Anyway, as Cyprian Lamar Rowe once conveyed in a friendly discussion, in which he championed Achebe over Armah ( this was in 1970 when The Beautyful One Are not Yet Born” was Armah's only claim to fame - and the unctuous Cyprian in Ghana in search of his roots , would inevitably be more inclined to journey with Achebe rather than with Armah's who would be seeing thing's with as it were a stranger's eyes( a been to's)

That's a satisfactory response, Sir. The Nobel Prize in Literature? You say that , “the truth is it matters little to me” . Even if some of your favourite writers have been acknowledged, recognised and handsomely reward by the beneficent Alfred Nobel's Academy of jurors...
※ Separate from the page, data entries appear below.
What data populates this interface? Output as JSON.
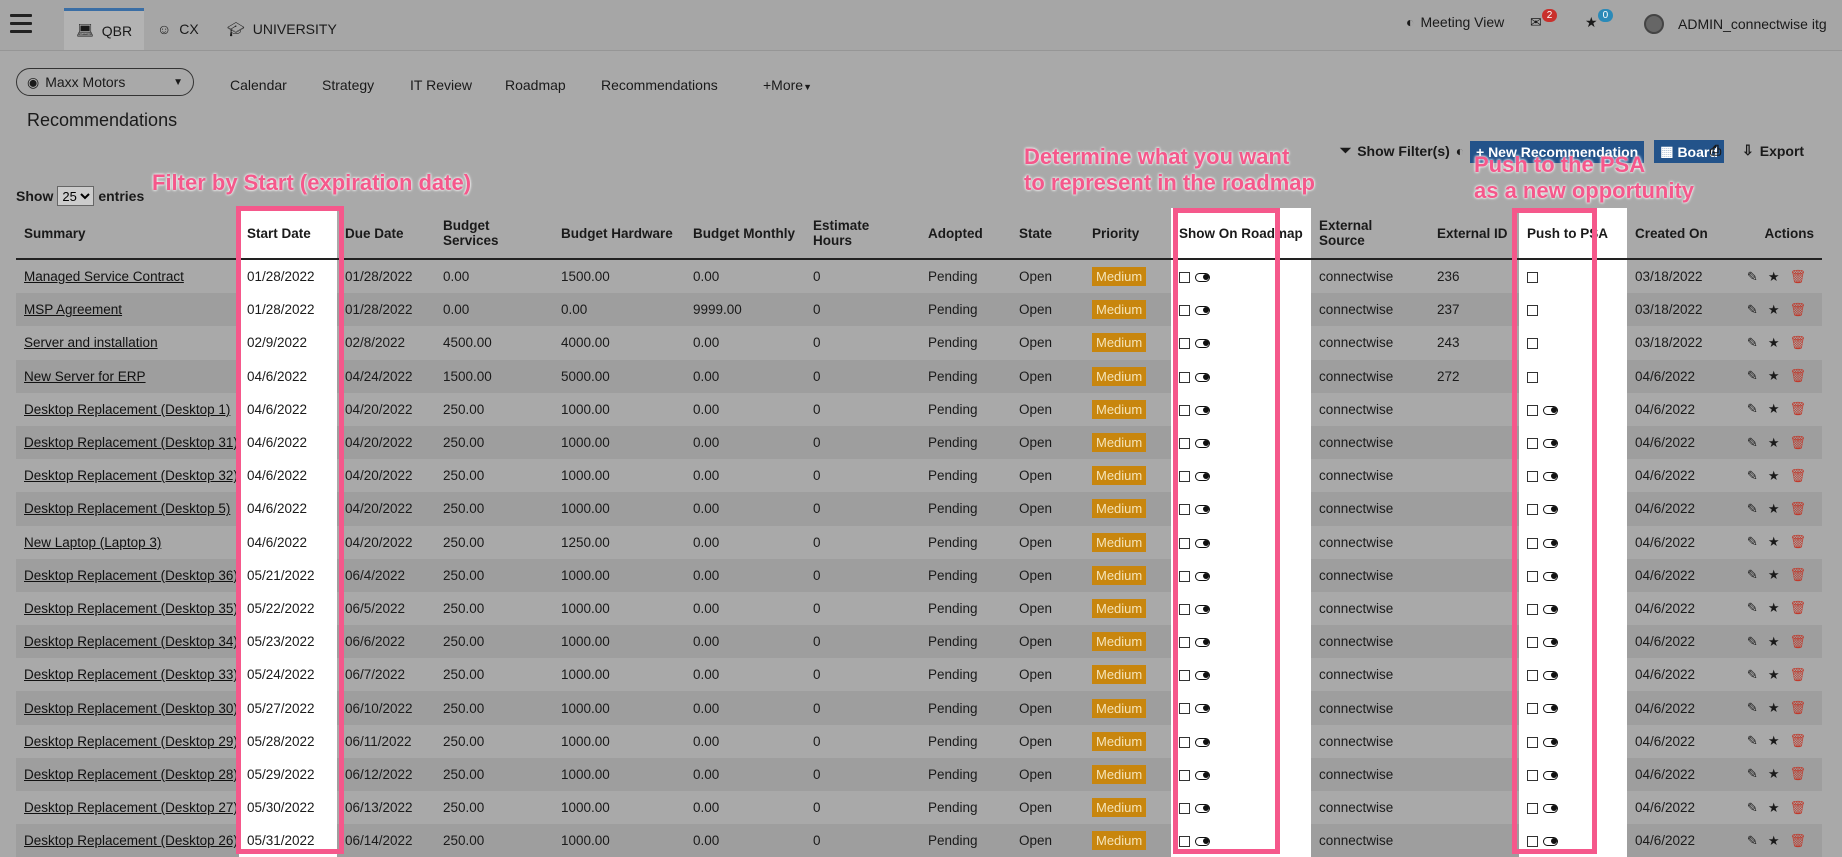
{
  "topbar": {
    "tabs": [
      {
        "label": "QBR",
        "icon": "laptop-icon"
      },
      {
        "label": "CX",
        "icon": "smiley-icon"
      },
      {
        "label": "UNIVERSITY",
        "icon": "graduation-cap-icon"
      }
    ],
    "meeting_view": "Meeting View",
    "mail_count": "2",
    "star_count": "0",
    "user": "ADMIN_connectwise itg"
  },
  "client": {
    "name": "Maxx Motors"
  },
  "subnav": [
    "Calendar",
    "Strategy",
    "IT Review",
    "Roadmap",
    "Recommendations",
    "+More"
  ],
  "page": {
    "title": "Recommendations"
  },
  "toolbar": {
    "filters": "Show Filter(s)",
    "new_rec": "+ New Recommendation",
    "board": "Board",
    "export": "Export"
  },
  "entries": {
    "show": "Show",
    "value": "25",
    "suffix": "entries"
  },
  "columns": [
    "Summary",
    "Start Date",
    "Due Date",
    "Budget Services",
    "Budget Hardware",
    "Budget Monthly",
    "Estimate Hours",
    "Adopted",
    "State",
    "Priority",
    "Show On Roadmap",
    "External Source",
    "External ID",
    "Push to PSA",
    "Created On",
    "Actions"
  ],
  "rows": [
    {
      "summary": "Managed Service Contract",
      "start": "01/28/2022",
      "due": "01/28/2022",
      "services": "0.00",
      "hardware": "1500.00",
      "monthly": "0.00",
      "hours": "0",
      "adopted": "Pending",
      "state": "Open",
      "priority": "Medium",
      "source": "connectwise",
      "ext_id": "236",
      "psa_toggle": false,
      "created": "03/18/2022"
    },
    {
      "summary": "MSP Agreement",
      "start": "01/28/2022",
      "due": "01/28/2022",
      "services": "0.00",
      "hardware": "0.00",
      "monthly": "9999.00",
      "hours": "0",
      "adopted": "Pending",
      "state": "Open",
      "priority": "Medium",
      "source": "connectwise",
      "ext_id": "237",
      "psa_toggle": false,
      "created": "03/18/2022"
    },
    {
      "summary": "Server and installation",
      "start": "02/9/2022",
      "due": "02/8/2022",
      "services": "4500.00",
      "hardware": "4000.00",
      "monthly": "0.00",
      "hours": "0",
      "adopted": "Pending",
      "state": "Open",
      "priority": "Medium",
      "source": "connectwise",
      "ext_id": "243",
      "psa_toggle": false,
      "created": "03/18/2022"
    },
    {
      "summary": "New Server for ERP",
      "start": "04/6/2022",
      "due": "04/24/2022",
      "services": "1500.00",
      "hardware": "5000.00",
      "monthly": "0.00",
      "hours": "0",
      "adopted": "Pending",
      "state": "Open",
      "priority": "Medium",
      "source": "connectwise",
      "ext_id": "272",
      "psa_toggle": false,
      "created": "04/6/2022"
    },
    {
      "summary": "Desktop Replacement (Desktop 1)",
      "start": "04/6/2022",
      "due": "04/20/2022",
      "services": "250.00",
      "hardware": "1000.00",
      "monthly": "0.00",
      "hours": "0",
      "adopted": "Pending",
      "state": "Open",
      "priority": "Medium",
      "source": "connectwise",
      "ext_id": "",
      "psa_toggle": true,
      "created": "04/6/2022"
    },
    {
      "summary": "Desktop Replacement (Desktop 31)",
      "start": "04/6/2022",
      "due": "04/20/2022",
      "services": "250.00",
      "hardware": "1000.00",
      "monthly": "0.00",
      "hours": "0",
      "adopted": "Pending",
      "state": "Open",
      "priority": "Medium",
      "source": "connectwise",
      "ext_id": "",
      "psa_toggle": true,
      "created": "04/6/2022"
    },
    {
      "summary": "Desktop Replacement (Desktop 32)",
      "start": "04/6/2022",
      "due": "04/20/2022",
      "services": "250.00",
      "hardware": "1000.00",
      "monthly": "0.00",
      "hours": "0",
      "adopted": "Pending",
      "state": "Open",
      "priority": "Medium",
      "source": "connectwise",
      "ext_id": "",
      "psa_toggle": true,
      "created": "04/6/2022"
    },
    {
      "summary": "Desktop Replacement (Desktop 5)",
      "start": "04/6/2022",
      "due": "04/20/2022",
      "services": "250.00",
      "hardware": "1000.00",
      "monthly": "0.00",
      "hours": "0",
      "adopted": "Pending",
      "state": "Open",
      "priority": "Medium",
      "source": "connectwise",
      "ext_id": "",
      "psa_toggle": true,
      "created": "04/6/2022"
    },
    {
      "summary": "New Laptop (Laptop 3)",
      "start": "04/6/2022",
      "due": "04/20/2022",
      "services": "250.00",
      "hardware": "1250.00",
      "monthly": "0.00",
      "hours": "0",
      "adopted": "Pending",
      "state": "Open",
      "priority": "Medium",
      "source": "connectwise",
      "ext_id": "",
      "psa_toggle": true,
      "created": "04/6/2022"
    },
    {
      "summary": "Desktop Replacement (Desktop 36)",
      "start": "05/21/2022",
      "due": "06/4/2022",
      "services": "250.00",
      "hardware": "1000.00",
      "monthly": "0.00",
      "hours": "0",
      "adopted": "Pending",
      "state": "Open",
      "priority": "Medium",
      "source": "connectwise",
      "ext_id": "",
      "psa_toggle": true,
      "created": "04/6/2022"
    },
    {
      "summary": "Desktop Replacement (Desktop 35)",
      "start": "05/22/2022",
      "due": "06/5/2022",
      "services": "250.00",
      "hardware": "1000.00",
      "monthly": "0.00",
      "hours": "0",
      "adopted": "Pending",
      "state": "Open",
      "priority": "Medium",
      "source": "connectwise",
      "ext_id": "",
      "psa_toggle": true,
      "created": "04/6/2022"
    },
    {
      "summary": "Desktop Replacement (Desktop 34)",
      "start": "05/23/2022",
      "due": "06/6/2022",
      "services": "250.00",
      "hardware": "1000.00",
      "monthly": "0.00",
      "hours": "0",
      "adopted": "Pending",
      "state": "Open",
      "priority": "Medium",
      "source": "connectwise",
      "ext_id": "",
      "psa_toggle": true,
      "created": "04/6/2022"
    },
    {
      "summary": "Desktop Replacement (Desktop 33)",
      "start": "05/24/2022",
      "due": "06/7/2022",
      "services": "250.00",
      "hardware": "1000.00",
      "monthly": "0.00",
      "hours": "0",
      "adopted": "Pending",
      "state": "Open",
      "priority": "Medium",
      "source": "connectwise",
      "ext_id": "",
      "psa_toggle": true,
      "created": "04/6/2022"
    },
    {
      "summary": "Desktop Replacement (Desktop 30)",
      "start": "05/27/2022",
      "due": "06/10/2022",
      "services": "250.00",
      "hardware": "1000.00",
      "monthly": "0.00",
      "hours": "0",
      "adopted": "Pending",
      "state": "Open",
      "priority": "Medium",
      "source": "connectwise",
      "ext_id": "",
      "psa_toggle": true,
      "created": "04/6/2022"
    },
    {
      "summary": "Desktop Replacement (Desktop 29)",
      "start": "05/28/2022",
      "due": "06/11/2022",
      "services": "250.00",
      "hardware": "1000.00",
      "monthly": "0.00",
      "hours": "0",
      "adopted": "Pending",
      "state": "Open",
      "priority": "Medium",
      "source": "connectwise",
      "ext_id": "",
      "psa_toggle": true,
      "created": "04/6/2022"
    },
    {
      "summary": "Desktop Replacement (Desktop 28)",
      "start": "05/29/2022",
      "due": "06/12/2022",
      "services": "250.00",
      "hardware": "1000.00",
      "monthly": "0.00",
      "hours": "0",
      "adopted": "Pending",
      "state": "Open",
      "priority": "Medium",
      "source": "connectwise",
      "ext_id": "",
      "psa_toggle": true,
      "created": "04/6/2022"
    },
    {
      "summary": "Desktop Replacement (Desktop 27)",
      "start": "05/30/2022",
      "due": "06/13/2022",
      "services": "250.00",
      "hardware": "1000.00",
      "monthly": "0.00",
      "hours": "0",
      "adopted": "Pending",
      "state": "Open",
      "priority": "Medium",
      "source": "connectwise",
      "ext_id": "",
      "psa_toggle": true,
      "created": "04/6/2022"
    },
    {
      "summary": "Desktop Replacement (Desktop 26)",
      "start": "05/31/2022",
      "due": "06/14/2022",
      "services": "250.00",
      "hardware": "1000.00",
      "monthly": "0.00",
      "hours": "0",
      "adopted": "Pending",
      "state": "Open",
      "priority": "Medium",
      "source": "connectwise",
      "ext_id": "",
      "psa_toggle": true,
      "created": "04/6/2022"
    }
  ],
  "annotations": {
    "start_filter": "Filter by Start (expiration date)",
    "roadmap": "Determine what you want\nto represent in the roadmap",
    "psa": "Push to the PSA\nas a new opportunity"
  },
  "colors": {
    "highlight": "#f5588b",
    "priority": "#c8860e",
    "button": "#23538a"
  }
}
Perhaps if you were Swedish (not a bad idea) you would care more about Selma Lagerlöf , August Strindberg, Nelly Sachs, Stig Dagerman, Johannes Anyuru and a host of other Swedish writers , although, with so much English and American TV, film, music and literature ( English being a very strong second language of all educated post-war Swedes – it used to be German - still a strong second, after English) this generation is more outward-looking so it's less of Look Homeward Angel

In some of the writing situated in Africa , for the uninitiated – some of those who have never been there and may have only read about it, listened to chaps like Kofi Annan, or Keith Richburg etc., truth – even the not so bizarre or exotic is sometimes stranger than fiction.,

Fortunately or unfortunately, some of the African writers you invoke do not use any African language as their ultimate tool of the craft - language on which so much depends. (I wonder how Naipaul would come across when translated into Wolof or Afrikaans? How does Senghor's To New York rhyme, in Wolof or his native tongue, Serere ? Maybe like King Sunny Ade, singing in Danish or Chinese?

There's the same streak in his brother Shiva Naipaul in his travelogue, North of South – all the irritants that are particularly irksome to you are to be found therein.

What you said lastly can equally apply to Brother Naipaul : “so here's a way to think about it. as we get older, our sight gets worse; and yet, "an old man can see sitting down what a young man can't see standing up."

True too for some ( at least according to Wordsworth) :

We Poets in our youth begin in gladness;

But thereof come in the end despondency and madness.”